Una valigia dal valore inestimabile

 

Quand’ero ragazzino e vedevo passare sopra la mia testa gli aerei non avevo mai pensato che un giorno anch’io avrei viaggiato con tali mezzi di trasporto. Giunse il tempo di prendere l’aereo per andare lontano e durante il volo provare le molte sensazioni che il viaggio offre. Soprattutto quando si tratta di un viaggio al cui arrivo si sa di incontrare persone molto care e che da tempo non si vedono. I pensieri, i ricordi e le emozioni che si provano vengono spontanei e nascono dall’interiorità. Durante il viaggio si immagina i loro volti: avranno forse qualche ruga in più, qualche cappello grigio in più. Il tempo passa e i cambiamenti avvengono per tutti.

Quest’ultimo viaggio, però, che dal Mozambico mi ha riportato in Italia, la sensazione provata non è stata la stessa. Qualcosa di strano provavo e tutto sembrava differente. Mentre l’aereo si allontanava sempre più dal Mozambico e si avvicinava sempre più all’Europa rivedevo i molti volti delle persone mozambicane conosciute, abbracciate e salutate. Come diapositive mi apparivano uno dopo l’altro anziani e giovani, uomini, donne e bambini delle comunità che raggiungevo ogni domenica, dopo aver percorso con la macchina o a piedi le strade polverose e fangose della savana. Veniva spontaneo lasciarsi trasportare dal pensiero per rivivere nelle cappelle le animate celebrazioni rese vive dai canti e dalle coinvolgenti danze ritmate da strumenti a percussioni. Ero ormai lontano e a undicimila metri d’altezza, eppure mi sembrava di essere tra loro e di sentire i loro tamburi nella risonanza della memoria. Sullo stesso volo ero circondato da passeggeri che per l’ora della notte stavano dormendo, al contrario di me che - come ogni altra volta - non riuscivo a prendere sonno e ancora il pensiero mi portava nel centro dove ho vissuto nove anni della mia vita con ragazzi e ragazze, orfani e abbandonati dai genitori. Mi pareva di avere ancora su di me i loro sguardi, di sentire le loro voci e - di riflesso - ricordare la situazione e i problemi di ciascuno, ripensare alle loro aspettative e speranze per le quali - grazie all’ospitalità del nostro centro e del nostro collegio - ciascuno si impegnava per realizzarle. I più piccoli, poi, quelli che accoglievo alla scuola materna sembrava che nuovamente mi cercassero, come ogni qualvolta stavo con loro mi trattenevano per la maglietta per ricevere tenerezza e affetto.
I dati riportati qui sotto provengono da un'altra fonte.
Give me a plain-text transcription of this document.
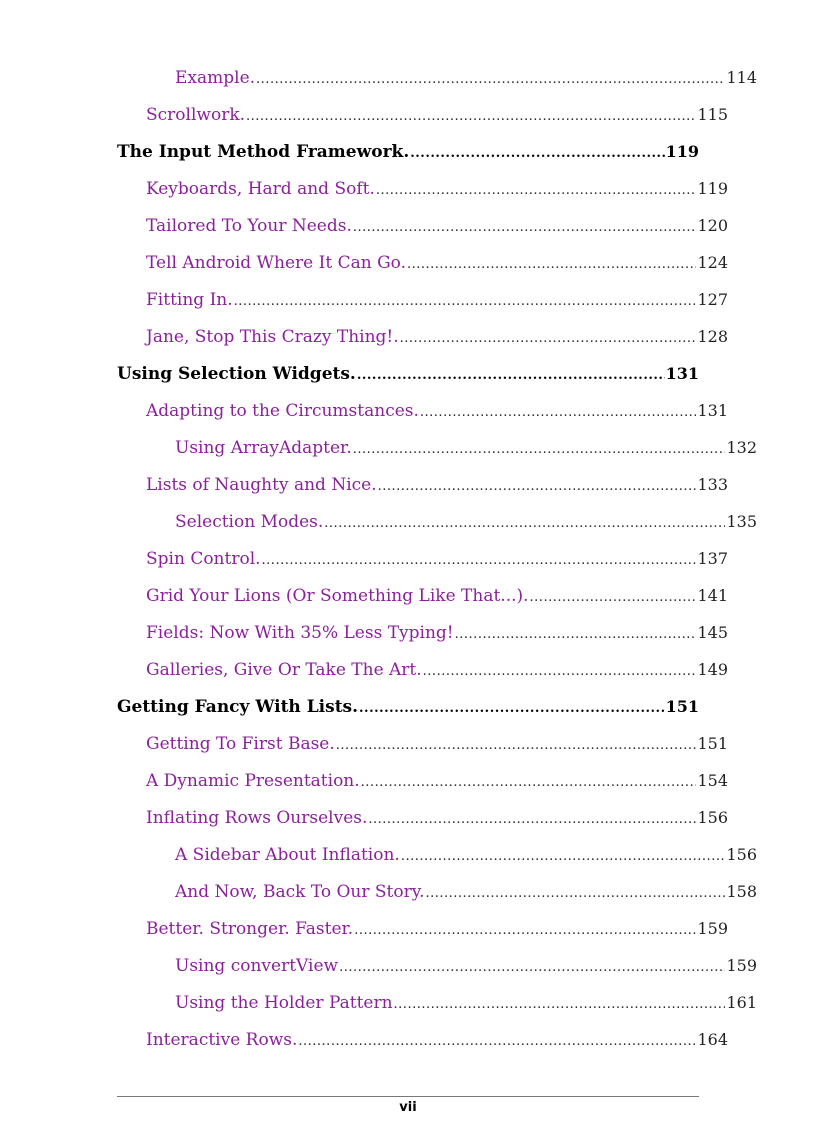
Example. .....	114
Scrollwork. .....	115
The Input Method Framework. .....	119
Keyboards, Hard and Soft. .....	119
Tailored To Your Needs. .....	120
Tell Android Where It Can Go. .....	124
Fitting In. .....	127
Jane, Stop This Crazy Thing!. .....	128
Using Selection Widgets. .....	131
Adapting to the Circumstances. .....	131
Using ArrayAdapter. .....	132
Lists of Naughty and Nice. .....	133
Selection Modes. .....	135
Spin Control. .....	137
Grid Your Lions (Or Something Like That...). .....	141
Fields: Now With 35% Less Typing! .....	145
Galleries, Give Or Take The Art. .....	149
Getting Fancy With Lists. .....	151
Getting To First Base. .....	151
A Dynamic Presentation. .....	154
Inflating Rows Ourselves. .....	156
A Sidebar About Inflation. .....	156
And Now, Back To Our Story. .....	158
Better. Stronger. Faster. .....	159
Using convertView .....	159
Using the Holder Pattern .....	161
Interactive Rows. .....	164
vii
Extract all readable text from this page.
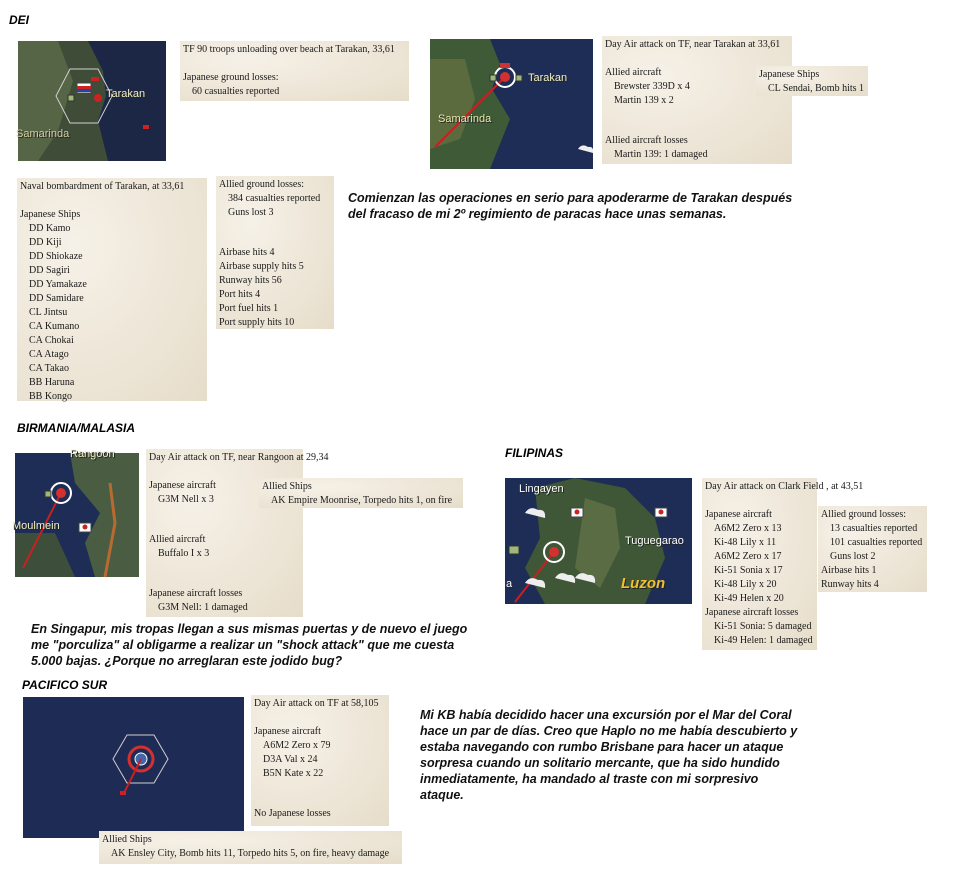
DEI
Tarakan
Samarinda
TF 90 troops unloading over beach at Tarakan, 33,61
Japanese ground losses:
60 casualties reported
Tarakan
Samarinda
Day Air attack on TF, near Tarakan at 33,61
Allied aircraft
Brewster 339D x 4
Martin 139 x 2
Allied aircraft losses
Martin 139: 1 damaged
Japanese Ships
CL Sendai, Bomb hits 1
Naval bombardment of Tarakan, at 33,61
Japanese Ships
DD Kamo
DD Kiji
DD Shiokaze
DD Sagiri
DD Yamakaze
DD Samidare
CL Jintsu
CA Kumano
CA Chokai
CA Atago
CA Takao
BB Haruna
BB Kongo
Allied ground losses:
384 casualties reported
Guns lost 3
Airbase hits 4
Airbase supply hits 5
Runway hits 56
Port hits 4
Port fuel hits 1
Port supply hits 10
Comienzan las operaciones en serio para apoderarme de Tarakan después del fracaso de mi 2º regimiento de paracas hace unas semanas.
BIRMANIA/MALASIA
Rangoon
Moulmein
Day Air attack on TF, near Rangoon at 29,34
Japanese aircraft
G3M Nell x 3
Allied aircraft
Buffalo I x 3
Japanese aircraft losses
G3M Nell: 1 damaged
Allied Ships
AK Empire Moonrise, Torpedo hits 1, on fire
En Singapur, mis tropas llegan a sus mismas puertas y de nuevo el juego me "porculiza" al obligarme a realizar un "shock attack" que me cuesta 5.000 bajas. ¿Porque no arreglaran este jodido bug?
FILIPINAS
Lingayen
Tuguegarao
Luzon
a
Day Air attack on Clark Field , at 43,51
Japanese aircraft
A6M2 Zero x 13
Ki-48 Lily x 11
A6M2 Zero x 17
Ki-51 Sonia x 17
Ki-48 Lily x 20
Ki-49 Helen x 20
Japanese aircraft losses
Ki-51 Sonia: 5 damaged
Ki-49 Helen: 1 damaged
Allied ground losses:
13 casualties reported
101 casualties reported
Guns lost 2
Airbase hits 1
Runway hits 4
PACIFICO SUR
Day Air attack on TF at 58,105
Japanese aircraft
A6M2 Zero x 79
D3A Val x 24
B5N Kate x 22
No Japanese losses
Allied Ships
AK Ensley City, Bomb hits 11, Torpedo hits 5, on fire, heavy damage
Mi KB había decidido hacer una excursión por el Mar del Coral hace un par de días. Creo que Haplo no me había descubierto y estaba navegando con rumbo Brisbane para hacer un ataque sorpresa cuando un solitario mercante, que ha sido hundido inmediatamente, ha mandado al traste con mi sorpresivo ataque.
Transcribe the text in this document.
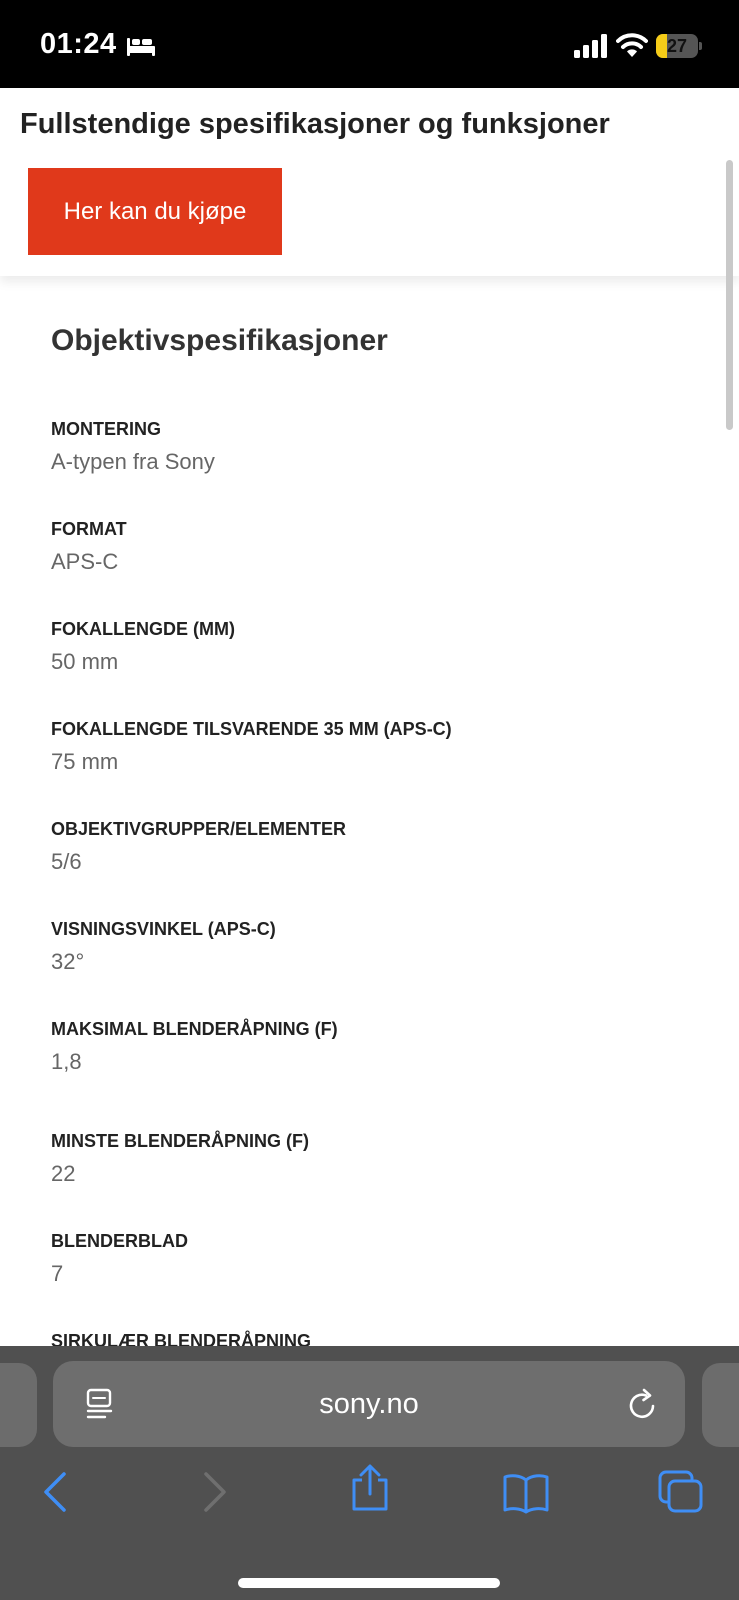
01:24	27
Fullstendige spesifikasjoner og funksjoner
Her kan du kjøpe
Objektivspesifikasjoner
MONTERING
A-typen fra Sony
FORMAT
APS-C
FOKALLENGDE (MM)
50 mm
FOKALLENGDE TILSVARENDE 35 MM (APS-C)
75 mm
OBJEKTIVGRUPPER/ELEMENTER
5/6
VISNINGSVINKEL (APS-C)
32°
MAKSIMAL BLENDERÅPNING (F)
1,8
MINSTE BLENDERÅPNING (F)
22
BLENDERBLAD
7
SIRKULÆR BLENDERÅPNING
sony.no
Il viaggio di ritorno in Italia per un periodo di vacanza era sempre stato emozionante. Il pensiero di ritornare nella propria terra e tra la propria gente era sempre stato entusiasmante e piacevole. Questa volta, però, il viaggio non era vissuto e sentito allo stesso modo delle volte precedenti. Non avevo chiesto io di lasciare l’Africa, né di tornare in Italia. Sapevo che una nuova responsabilità mi attendeva in Italia e non avrei fatto ritorno in Africa. Un nuovo lavoro avrebbe occupato le mie giornate per le missioni che la mia Congregazione ha in Mozambico e in Brasile. In Mozambico mi occupavo anche degli adottati a distanza. Ora, oltre a questi - e lontano dai destinatari - mi attendono tutte le altre adozioni a distanza del Mozambico e quelle del Brasile, perché gli alunni dei nostri centri possano continuare a crescere, a studiare e a maturare.

La valigia che alla partenza conteneva la fede e permise di animare la vita, di sostenermi nelle difficoltà e nei periodi provati, di motivare i molti lavori che riempivano le giornate, ora torna carica di esperienza e di molti volti, arricchita da tradizioni e culture differenti, piena di episodi belli e tristi. Una valigia il cui valore e contenuto è inestimabile, e durante gli anni della mia permanenza in Mozambico imparai ad apprezzare e a stimare.